Microstructure-property-process-quality relations for fabrication of monolithic zirconia restorations

Microstructures, mechanical properties and clinical processes significantly affect the surface quality of monolithic zirconia restorations. This study aims to understand the microstructure-property-processing-quality relations for the fabrication of monolithic zirconia restorations. Zirconia microstructures were characterized using scanning electron microscopy (SEM). Their mechanical properties associated with clinical processes were investigated using in-situ SEM nanoindentation techniques. Zirconia materials were subjected to CAD/CAM milling, sintering, polishing of exterior surfaces for oral function and sandblasting of intaglio surfaces for adhesion. Surface quality was measured using 3D optical profilometry. The two distinct porous (pre-sintered) and dense (sintered) microstructures yielded distinct maximum indentation depths, hardness H, the elastic moduli E, and indentation volumes. CAD/CAM milled pre-sintered zirconia had poor surface quality because its porous microstructure resulted in lower H/E and H3/E2 ratios, deeper indentation depths and volumes. Sintering diminished the average roughness of milled pre-sintered surfaces but did not heal the milling-induced peak and valley heights. Meanwhile, sintering-induced densification and grain growth increased H/E and H3/E2 ratios of sintered zirconia, making it difficult to polish. Polishing and subsequent sintering of the milled surfaces significantly improved the surface quality, achieving the lowest average roughness, peak and valley heights, and peak-to-valley heights, near zero skewness and reduced kurtosis.

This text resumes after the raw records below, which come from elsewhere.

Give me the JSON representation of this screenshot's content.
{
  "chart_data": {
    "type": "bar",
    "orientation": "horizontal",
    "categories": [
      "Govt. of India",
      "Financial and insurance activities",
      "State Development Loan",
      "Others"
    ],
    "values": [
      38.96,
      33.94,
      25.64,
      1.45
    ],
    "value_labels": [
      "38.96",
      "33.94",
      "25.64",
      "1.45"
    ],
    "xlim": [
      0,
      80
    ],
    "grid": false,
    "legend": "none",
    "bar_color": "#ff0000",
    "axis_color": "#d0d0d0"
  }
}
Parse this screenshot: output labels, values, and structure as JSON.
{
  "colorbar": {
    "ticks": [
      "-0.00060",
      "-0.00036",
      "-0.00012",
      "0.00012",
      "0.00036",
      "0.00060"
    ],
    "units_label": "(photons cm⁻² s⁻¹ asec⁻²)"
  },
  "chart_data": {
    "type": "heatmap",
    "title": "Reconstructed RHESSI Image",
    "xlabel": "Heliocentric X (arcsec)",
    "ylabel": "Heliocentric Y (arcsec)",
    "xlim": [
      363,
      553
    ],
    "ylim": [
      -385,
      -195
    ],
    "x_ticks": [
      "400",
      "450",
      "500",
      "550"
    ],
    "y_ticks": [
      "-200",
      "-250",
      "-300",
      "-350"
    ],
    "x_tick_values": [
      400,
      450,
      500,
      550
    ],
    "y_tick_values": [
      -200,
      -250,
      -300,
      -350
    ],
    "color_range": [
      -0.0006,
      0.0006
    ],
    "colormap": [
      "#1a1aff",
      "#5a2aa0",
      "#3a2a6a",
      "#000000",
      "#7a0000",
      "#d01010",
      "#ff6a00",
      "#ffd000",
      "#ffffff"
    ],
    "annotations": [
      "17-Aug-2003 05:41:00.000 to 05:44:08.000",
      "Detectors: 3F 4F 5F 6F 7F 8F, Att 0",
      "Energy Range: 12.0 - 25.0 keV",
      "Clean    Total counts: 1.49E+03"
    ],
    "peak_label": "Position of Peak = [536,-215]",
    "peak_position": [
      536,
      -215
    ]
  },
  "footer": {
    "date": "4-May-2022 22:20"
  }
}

However, the lowest peak material portions and inverse areal material ratios obtained may compromize saliva retention and load-bearing capacity. Sandblasting of CAD/CAM milled-sintered surfaces with coarse abrasives achieved rougher surfaces than with finer abrasives. These microstructure-property-processing-surface quality relations provide technical insights into process selection and development for reliable monolithic zirconia restorations.